Untung nafsu makanku meningkat saat ini, tak peduli dimanapun aku makan, terasa nikmat. Kadang untuk menghindari rasa sakit hati karena penolakannya itu, aku tak mempedulikannya dan melakukan aktivitasku seperti biasa yaitu berangkat kerja di Green Café, paling tidak di sana aku bisa bercanda dengan Richard.

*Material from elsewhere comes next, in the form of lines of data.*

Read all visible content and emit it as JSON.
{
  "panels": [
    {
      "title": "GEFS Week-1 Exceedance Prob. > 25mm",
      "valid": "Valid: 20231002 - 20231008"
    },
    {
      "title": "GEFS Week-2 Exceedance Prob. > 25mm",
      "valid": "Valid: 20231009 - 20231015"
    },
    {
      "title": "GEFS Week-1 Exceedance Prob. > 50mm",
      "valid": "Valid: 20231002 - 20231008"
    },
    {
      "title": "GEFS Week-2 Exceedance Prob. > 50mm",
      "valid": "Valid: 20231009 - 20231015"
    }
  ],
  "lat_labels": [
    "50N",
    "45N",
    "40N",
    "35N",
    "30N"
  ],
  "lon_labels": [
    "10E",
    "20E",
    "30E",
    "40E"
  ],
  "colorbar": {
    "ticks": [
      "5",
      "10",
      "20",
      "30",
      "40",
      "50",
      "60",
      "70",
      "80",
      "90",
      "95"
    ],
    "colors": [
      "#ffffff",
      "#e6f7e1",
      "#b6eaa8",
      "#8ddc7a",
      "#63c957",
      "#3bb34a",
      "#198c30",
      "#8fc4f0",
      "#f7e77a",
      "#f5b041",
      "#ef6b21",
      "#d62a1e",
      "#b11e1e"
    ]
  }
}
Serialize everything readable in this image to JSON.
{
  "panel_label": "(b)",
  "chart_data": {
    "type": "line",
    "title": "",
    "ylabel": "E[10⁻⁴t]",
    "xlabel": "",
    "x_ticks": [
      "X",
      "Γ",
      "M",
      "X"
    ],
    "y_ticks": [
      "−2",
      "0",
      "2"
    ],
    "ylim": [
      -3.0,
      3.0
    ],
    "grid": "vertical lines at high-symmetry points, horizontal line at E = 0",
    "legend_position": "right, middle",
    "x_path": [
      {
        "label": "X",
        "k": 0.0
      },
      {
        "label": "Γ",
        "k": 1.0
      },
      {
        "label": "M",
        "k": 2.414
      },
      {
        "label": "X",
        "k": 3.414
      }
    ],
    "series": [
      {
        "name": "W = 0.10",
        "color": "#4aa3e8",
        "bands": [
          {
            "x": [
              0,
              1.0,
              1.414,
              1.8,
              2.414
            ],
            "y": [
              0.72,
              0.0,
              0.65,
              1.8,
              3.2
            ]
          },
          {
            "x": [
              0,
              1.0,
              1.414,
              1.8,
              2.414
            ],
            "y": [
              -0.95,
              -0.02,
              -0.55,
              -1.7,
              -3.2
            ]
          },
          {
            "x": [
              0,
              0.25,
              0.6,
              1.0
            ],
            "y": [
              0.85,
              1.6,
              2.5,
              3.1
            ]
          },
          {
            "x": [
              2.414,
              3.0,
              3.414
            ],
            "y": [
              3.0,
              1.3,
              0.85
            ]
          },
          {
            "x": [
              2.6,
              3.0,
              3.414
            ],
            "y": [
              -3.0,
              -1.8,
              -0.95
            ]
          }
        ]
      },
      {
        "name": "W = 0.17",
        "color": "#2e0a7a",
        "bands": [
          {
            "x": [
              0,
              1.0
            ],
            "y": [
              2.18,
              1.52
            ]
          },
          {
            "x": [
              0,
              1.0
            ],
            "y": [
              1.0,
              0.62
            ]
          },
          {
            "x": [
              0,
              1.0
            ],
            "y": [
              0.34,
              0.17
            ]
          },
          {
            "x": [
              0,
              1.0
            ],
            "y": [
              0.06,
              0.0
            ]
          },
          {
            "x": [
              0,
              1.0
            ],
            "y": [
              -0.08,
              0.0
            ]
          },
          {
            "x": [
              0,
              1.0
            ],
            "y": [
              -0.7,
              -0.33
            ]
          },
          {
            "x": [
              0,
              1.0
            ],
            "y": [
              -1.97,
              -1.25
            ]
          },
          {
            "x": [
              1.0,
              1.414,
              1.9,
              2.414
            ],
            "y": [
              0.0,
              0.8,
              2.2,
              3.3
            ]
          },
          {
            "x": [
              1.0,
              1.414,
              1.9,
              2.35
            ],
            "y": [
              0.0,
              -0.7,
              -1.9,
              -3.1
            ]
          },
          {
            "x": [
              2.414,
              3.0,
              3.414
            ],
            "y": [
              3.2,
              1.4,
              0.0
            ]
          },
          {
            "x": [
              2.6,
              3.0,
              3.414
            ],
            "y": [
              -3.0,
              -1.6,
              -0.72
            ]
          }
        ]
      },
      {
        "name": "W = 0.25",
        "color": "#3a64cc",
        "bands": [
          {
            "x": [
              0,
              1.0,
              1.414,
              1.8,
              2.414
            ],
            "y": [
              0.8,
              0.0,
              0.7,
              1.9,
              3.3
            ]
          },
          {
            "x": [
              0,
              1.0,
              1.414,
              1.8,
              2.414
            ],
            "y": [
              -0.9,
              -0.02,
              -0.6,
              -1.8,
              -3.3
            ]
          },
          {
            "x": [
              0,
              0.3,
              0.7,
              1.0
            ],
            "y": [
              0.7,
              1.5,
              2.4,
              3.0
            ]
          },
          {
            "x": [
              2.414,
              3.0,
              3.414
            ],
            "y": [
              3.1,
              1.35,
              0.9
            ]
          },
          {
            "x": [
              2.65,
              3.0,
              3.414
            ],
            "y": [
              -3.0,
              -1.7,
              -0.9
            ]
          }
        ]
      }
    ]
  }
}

Pagi ini cuaca agak mendung, namun tak menyurutkan semangatku berangkat ke Green Leaf Café.
Setelah bersiap-siap kupakai jaket dan ku tenteng tasku keluar dari kamar lalu menuruni tangga ketika kulihat mas Reza sedang menikmati sarapannya.
"Aku berangkat mas, assalamualaikum..."pamitku padanya.
Diapun menoleh, menatapku dengan pandangan datar.
"Nggak sarapan dulu?" tanyanya kemudian.
"Lagi pengen beli bubur ayam aja..."kulihat ada nasi goreng dimeja makan membuatku menelan ludah, namun rasa gengsi di hatiku lebih kuat..
"Hmm....waalaikumsalam.."sahutnya.
Hhh...Sebenarnya aku pengen sarapan dengannya, namun suasana hatiku sedang buruk dan tak ingin berlama-lama bertemu dengannya.